CoCalc -- 12a-secret-sharing-shamir.ipynb

GitHub Repository: duyuefeng0708/Cryptography-From-First-Principle
Path: blob/main/frontier/12-mpc/sage/12a-secret-sharing-shamir.ipynb
⁴⁸³ views

unlisted

Kernel: SageMath 10.5

Module 12: Multi-Party Computation

Motivating Question. You want to split a cryptographic key among 5 people so that any 3 of them can reconstruct it, but any 2 (or fewer) learn absolutely nothing. Is this possible? Shamir's Secret Sharing (1979) solves this elegantly using polynomial interpolation over finite fields.

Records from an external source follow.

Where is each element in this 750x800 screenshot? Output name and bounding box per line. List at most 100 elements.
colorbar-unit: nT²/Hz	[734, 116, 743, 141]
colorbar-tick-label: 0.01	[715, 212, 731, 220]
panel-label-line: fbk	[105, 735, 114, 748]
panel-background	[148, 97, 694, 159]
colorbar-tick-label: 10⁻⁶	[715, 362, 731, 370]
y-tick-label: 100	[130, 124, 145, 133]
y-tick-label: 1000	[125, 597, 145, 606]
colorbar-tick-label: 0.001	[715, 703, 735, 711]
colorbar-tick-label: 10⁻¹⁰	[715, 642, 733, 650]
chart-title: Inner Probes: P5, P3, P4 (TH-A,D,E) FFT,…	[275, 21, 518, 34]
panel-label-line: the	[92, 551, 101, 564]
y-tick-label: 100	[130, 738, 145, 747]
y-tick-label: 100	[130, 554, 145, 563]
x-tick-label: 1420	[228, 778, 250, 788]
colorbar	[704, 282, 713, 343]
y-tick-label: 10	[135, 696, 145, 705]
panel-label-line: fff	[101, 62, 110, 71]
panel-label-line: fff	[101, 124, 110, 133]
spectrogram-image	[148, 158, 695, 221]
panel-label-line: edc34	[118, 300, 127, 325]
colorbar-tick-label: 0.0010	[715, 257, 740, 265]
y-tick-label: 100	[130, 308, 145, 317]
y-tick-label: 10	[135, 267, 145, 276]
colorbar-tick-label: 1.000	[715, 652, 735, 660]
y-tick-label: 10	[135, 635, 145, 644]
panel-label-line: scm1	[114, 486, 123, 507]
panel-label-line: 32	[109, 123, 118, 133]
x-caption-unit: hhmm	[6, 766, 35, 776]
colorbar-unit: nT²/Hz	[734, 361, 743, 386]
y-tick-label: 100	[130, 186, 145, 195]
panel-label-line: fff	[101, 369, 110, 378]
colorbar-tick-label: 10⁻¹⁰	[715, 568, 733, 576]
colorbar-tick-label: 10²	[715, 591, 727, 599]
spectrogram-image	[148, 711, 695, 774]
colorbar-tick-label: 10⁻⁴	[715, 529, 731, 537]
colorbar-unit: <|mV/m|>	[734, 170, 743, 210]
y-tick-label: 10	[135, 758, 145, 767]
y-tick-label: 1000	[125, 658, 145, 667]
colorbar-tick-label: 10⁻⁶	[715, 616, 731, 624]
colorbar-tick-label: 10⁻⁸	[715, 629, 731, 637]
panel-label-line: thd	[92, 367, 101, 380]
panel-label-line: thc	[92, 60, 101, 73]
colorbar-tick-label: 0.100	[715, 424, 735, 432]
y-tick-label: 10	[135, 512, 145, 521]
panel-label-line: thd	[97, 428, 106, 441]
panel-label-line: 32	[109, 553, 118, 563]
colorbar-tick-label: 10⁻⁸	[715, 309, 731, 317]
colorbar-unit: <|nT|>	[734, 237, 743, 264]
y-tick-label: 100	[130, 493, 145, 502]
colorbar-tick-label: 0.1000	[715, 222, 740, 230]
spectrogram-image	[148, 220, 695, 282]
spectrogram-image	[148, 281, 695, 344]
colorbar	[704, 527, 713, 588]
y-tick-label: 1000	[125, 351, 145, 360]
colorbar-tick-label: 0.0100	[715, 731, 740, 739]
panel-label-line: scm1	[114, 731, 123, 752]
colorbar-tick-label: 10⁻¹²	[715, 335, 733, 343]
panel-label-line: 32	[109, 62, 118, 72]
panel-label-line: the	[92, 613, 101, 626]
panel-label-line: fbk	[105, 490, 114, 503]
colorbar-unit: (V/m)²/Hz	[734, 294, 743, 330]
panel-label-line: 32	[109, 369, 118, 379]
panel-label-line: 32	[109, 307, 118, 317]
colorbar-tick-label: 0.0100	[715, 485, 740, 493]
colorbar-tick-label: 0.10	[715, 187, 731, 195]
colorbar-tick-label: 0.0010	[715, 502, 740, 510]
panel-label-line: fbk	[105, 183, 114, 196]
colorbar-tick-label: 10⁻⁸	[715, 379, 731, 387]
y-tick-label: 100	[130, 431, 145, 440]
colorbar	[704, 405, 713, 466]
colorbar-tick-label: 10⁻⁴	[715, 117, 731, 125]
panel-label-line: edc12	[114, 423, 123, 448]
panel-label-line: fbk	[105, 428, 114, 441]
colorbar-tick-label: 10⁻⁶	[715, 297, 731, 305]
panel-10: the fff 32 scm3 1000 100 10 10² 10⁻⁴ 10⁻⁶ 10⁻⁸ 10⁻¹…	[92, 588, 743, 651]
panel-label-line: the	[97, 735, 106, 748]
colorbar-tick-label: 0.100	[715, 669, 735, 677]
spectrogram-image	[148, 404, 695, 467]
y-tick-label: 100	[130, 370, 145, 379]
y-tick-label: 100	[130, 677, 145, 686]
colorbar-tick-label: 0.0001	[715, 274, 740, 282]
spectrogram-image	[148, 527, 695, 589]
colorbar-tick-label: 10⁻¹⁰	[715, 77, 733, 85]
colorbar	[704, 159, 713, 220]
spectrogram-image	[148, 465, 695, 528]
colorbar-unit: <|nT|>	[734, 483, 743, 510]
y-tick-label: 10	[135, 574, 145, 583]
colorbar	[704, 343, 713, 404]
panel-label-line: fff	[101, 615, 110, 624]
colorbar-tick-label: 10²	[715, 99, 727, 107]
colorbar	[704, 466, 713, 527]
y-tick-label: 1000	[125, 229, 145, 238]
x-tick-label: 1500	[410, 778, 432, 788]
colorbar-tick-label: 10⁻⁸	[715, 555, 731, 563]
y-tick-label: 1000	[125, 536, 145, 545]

Prerequisites. You should be comfortable with:

Modular arithmetic and finite fields (Module 01)
Polynomial evaluation and interpolation (Module 02)

Learning objectives. By the end of this notebook you will be able to:

Construct a $(t, n)$ secret sharing scheme using random polynomials.
Generate shares by polynomial evaluation.
Reconstruct the secret using Lagrange interpolation.
Verify the threshold property: $t-1$ shares reveal nothing.
Perform basic operations on secret-shared data.

1. The Idea: Hide a Secret in a Polynomial

Bridge from Module 01. In Module 01, we worked with polynomials over finite fields and saw that a degree- $(t-1)$ polynomial is uniquely determined by $t$ points. Shamir's scheme uses this fact: hide the secret as the constant term $f(0)$ of a random polynomial, and distribute evaluations $f(1), f(2), \ldots, f(n)$ as shares.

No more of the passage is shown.